The Fireheads had spread far, reshaping the steppe, and they were still building. They had made themselves shelters — like the caves of the Dreamers — but of wood and rock and turf and animal skin. They built huge pits in the ground into which they hurled meat ripped from the carcasses of the creatures they hunted. And the Fireheads had built a great stockade of wood and rock, within which the mastodonts were confined. To Longtusk it was a place of distortion and strangeness, and he was habitually oppressed, crushed by a feeling of confinement and helplessness and bafflement.

But for now they were out of the stockade, and with relief Longtusk found himself on the open steppe. As the sun climbed into a cloud-dusted sky, they soon left behind the noise and stink of the settlement, and walked on steadily south.

The air was misty and full of light. Longtusk saw that it was a mist of life: vast clouds of insects, mosquitoes and blackflies and warble flies and botflies, that rose from the lakes to plague the great herbivores — including himself — and a dreamier cloud of ballooning spiders and wind-borne larvae, riding the breezes to a new land.

Through this dense air the mastodonts walked steadily, their fat low-slung rumps swaying gracefully, their tails swishing and their trunks shooting out from side to side in search of branches and leaves from the few low trees which grew here. After walking for a time they started to defecate together, a long synchronized symphony of dung-making.

Much of the land was bare, a desert of gravel and soils and a few far-flung plants. Here and there he noticed thicker tussocks of grass, speckled with wild flowers, fed by the detritus at the entrances to the dens of the Arctic foxes, and on the slight rises where owls and jaegers devoured their prey, watering the soil with blood. Steppe melt-ponds stood out boldly, bright blue against the tan and green of the plain. In the center of the larger ponds Longtusk could see the gleam of aquamarine, cores of ice still unmelted at the height of summer.

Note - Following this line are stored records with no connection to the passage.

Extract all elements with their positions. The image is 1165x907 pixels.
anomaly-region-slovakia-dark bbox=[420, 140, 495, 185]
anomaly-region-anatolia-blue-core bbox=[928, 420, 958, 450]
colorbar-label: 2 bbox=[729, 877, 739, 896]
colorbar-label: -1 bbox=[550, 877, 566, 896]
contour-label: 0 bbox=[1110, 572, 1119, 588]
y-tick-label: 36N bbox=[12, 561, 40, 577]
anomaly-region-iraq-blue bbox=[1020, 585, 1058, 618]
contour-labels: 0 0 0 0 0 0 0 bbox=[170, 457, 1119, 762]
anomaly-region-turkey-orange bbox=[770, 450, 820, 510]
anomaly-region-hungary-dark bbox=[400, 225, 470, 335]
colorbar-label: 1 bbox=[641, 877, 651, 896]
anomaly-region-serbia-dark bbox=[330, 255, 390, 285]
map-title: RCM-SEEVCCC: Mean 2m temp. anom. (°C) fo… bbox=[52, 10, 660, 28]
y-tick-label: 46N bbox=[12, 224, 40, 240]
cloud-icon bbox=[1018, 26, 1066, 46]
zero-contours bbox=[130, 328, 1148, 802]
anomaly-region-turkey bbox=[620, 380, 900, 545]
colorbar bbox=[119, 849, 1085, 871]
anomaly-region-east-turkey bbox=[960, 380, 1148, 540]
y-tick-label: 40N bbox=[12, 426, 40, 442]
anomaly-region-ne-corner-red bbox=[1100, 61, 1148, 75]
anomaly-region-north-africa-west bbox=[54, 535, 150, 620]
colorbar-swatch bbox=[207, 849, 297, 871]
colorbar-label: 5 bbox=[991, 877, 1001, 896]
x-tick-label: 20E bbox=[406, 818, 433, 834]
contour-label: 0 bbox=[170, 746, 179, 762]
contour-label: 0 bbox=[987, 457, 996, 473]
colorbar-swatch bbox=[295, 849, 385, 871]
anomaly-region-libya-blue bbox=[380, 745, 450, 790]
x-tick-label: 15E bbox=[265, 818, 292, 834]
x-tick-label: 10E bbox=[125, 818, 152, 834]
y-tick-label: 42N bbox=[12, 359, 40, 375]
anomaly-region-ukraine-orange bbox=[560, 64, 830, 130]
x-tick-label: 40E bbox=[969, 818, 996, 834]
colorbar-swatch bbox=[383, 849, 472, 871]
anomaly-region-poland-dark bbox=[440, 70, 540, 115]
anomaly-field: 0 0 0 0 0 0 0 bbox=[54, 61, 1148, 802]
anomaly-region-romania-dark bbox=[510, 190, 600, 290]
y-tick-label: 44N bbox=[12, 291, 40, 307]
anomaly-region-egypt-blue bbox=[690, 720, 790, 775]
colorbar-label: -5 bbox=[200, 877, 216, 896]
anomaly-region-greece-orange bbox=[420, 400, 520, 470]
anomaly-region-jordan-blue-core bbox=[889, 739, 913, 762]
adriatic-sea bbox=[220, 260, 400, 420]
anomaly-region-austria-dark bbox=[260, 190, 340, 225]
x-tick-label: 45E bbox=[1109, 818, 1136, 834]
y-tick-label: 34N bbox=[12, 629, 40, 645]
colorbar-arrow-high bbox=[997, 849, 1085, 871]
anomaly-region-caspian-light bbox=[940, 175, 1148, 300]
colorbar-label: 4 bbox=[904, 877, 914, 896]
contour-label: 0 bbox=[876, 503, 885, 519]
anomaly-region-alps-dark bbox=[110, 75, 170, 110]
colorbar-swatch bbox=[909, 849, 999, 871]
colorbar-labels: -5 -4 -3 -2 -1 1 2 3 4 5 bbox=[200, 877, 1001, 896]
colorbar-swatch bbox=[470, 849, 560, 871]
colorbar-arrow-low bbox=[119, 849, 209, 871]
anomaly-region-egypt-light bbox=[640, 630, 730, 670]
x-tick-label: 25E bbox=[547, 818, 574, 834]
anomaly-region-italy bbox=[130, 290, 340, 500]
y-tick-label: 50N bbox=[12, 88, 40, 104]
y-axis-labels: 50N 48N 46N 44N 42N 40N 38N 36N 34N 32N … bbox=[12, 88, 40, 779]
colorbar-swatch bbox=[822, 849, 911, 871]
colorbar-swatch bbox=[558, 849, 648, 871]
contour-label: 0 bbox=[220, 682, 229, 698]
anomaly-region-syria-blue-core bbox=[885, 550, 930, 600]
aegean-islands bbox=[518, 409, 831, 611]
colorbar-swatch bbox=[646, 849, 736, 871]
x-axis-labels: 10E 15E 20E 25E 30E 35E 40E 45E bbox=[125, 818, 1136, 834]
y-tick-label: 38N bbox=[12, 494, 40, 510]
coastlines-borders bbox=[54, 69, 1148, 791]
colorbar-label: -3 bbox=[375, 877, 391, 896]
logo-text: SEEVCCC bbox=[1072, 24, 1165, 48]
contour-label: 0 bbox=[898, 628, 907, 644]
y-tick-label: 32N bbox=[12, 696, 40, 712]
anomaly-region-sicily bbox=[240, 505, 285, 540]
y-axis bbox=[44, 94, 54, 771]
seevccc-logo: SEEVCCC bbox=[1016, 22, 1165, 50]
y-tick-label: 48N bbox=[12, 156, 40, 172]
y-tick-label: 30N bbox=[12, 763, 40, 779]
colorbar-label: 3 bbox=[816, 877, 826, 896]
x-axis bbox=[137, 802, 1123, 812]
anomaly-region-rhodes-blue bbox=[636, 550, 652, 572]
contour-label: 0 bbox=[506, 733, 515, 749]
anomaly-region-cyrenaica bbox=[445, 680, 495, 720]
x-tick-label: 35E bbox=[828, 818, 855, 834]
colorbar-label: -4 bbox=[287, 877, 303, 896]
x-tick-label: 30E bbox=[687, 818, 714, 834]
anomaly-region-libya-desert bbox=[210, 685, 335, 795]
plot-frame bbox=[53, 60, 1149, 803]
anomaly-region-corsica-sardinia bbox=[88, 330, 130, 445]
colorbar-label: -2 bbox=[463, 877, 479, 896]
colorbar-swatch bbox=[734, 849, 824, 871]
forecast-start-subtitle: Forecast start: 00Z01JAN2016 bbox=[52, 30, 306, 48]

His footsteps crunched on dead leaves, bits of flowers, fragments of twig, a thick layer of it. Some of this material might be years old. And later he came across the carcass of a wolf-killed deer. It had been lightly consumed, and now its meat had hardened, its skin turned glassy. He knew it might lie here for three or four years before being reduced to bones.

On the steppe, away from the Fireheads’ frantic rhythms, time pooled, dense and slow; even decomposition worked slowly here.

He came across a golden plover, sitting on her nest on the ground. She stared back at him, defiant. The birds of the steppe had to build their nests on the ground, as there were no tall trees. Some of them — like buntings and longspurs — even lined their nests with bits of mammoth wool. This plover’s nest was made of woven grass, and it contained pale, darkly speckled eggs. As the mastodonts walked by, the plover got off its nest and ran back and forth, feigning a broken wing, trying to distract these possible predators from the nest itself.